The tower technicians, ages 25 and 38, were using a load-lifting gin poleattached to the side of the tower with a wire rope sling. The sling failed, causing the gin pole to fall and bring the tower down with it. One of the employees was above the gin pole near the top of the tower, and the second employee was approximately 20 feet below the pole. Both workers fell to the ground during the collapse. As the tower fell, it also struck an adjacent tower, causing it to crumble as well. One of the employees had been with the company two months, while the other employee had only been working there for five months when the incident occurred. OSHA's inspection found that the equipment the company provided the workers was in poor repair. The company did not use proper engineering plans to ensure the workers were protected against this type of collapse.
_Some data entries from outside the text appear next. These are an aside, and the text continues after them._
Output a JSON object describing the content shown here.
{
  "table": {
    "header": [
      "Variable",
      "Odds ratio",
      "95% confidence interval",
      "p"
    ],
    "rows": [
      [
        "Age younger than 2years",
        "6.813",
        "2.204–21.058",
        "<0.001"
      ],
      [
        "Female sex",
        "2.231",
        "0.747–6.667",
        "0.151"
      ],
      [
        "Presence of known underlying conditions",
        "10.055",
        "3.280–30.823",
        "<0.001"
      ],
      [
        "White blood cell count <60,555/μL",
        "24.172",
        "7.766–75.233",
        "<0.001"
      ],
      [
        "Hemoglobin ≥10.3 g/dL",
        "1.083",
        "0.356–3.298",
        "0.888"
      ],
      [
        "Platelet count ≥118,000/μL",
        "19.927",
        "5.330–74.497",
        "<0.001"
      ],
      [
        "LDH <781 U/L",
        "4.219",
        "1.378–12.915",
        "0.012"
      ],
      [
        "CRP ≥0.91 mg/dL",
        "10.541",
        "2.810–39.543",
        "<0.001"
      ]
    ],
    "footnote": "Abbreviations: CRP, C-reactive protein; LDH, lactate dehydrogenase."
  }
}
OSHA's investigation found that Wireless Horizon failed to inspect the wire rope slings prior to use and provide protection to the slings when rigged over sharp objects. These failures resulted in the issuance of two willful violations. A willful violation is one committed with intentional, knowing or voluntary disregard for the law's requirements, or with plain indifference to worker safety and health.

Wireless Horizon also failed to conduct an engineering survey and develop a rigging plan prior to beginning the demolition process. Additionally, the company did not provide the technicians a load chart for the gin pole in use or operator manuals. OSHA issued four serious citations for these violations. A serious violation occurs when there is substantial probability that death or serious physical harm could result from a hazard about which the employer knew or should have known.

OSHA has proposed penalties of $134,400 for the company, based in St. Peters, Missouri. Wireless Horizon employs approximately 60 workers, including four that were present at the Blaine job site on the date of this fatal incident.

To view current citations, visit*.

This company has been inspected by OSHA on two previous occasions since 2005, and OSHA issued multiple serious violations both times.

OSHA is collaborating with the National Association of Tower Erectors and other industry stakeholders to ensure that every communication tower employer understands their responsibility to protect workers performing this very dangerous work. OSHA has created a Web page targeting the issues surrounding communication tower work to help employees and employers better understand the risks of tower work and how to prevent injuries and fatalities in this industry.

Wireless Horizon has 15 business days from receipt of the citations to comply; request an informal conference with OSHA's area director in Wichita, Kansas, or contest the findings before the independent Occupational Safety & Health Review Commission.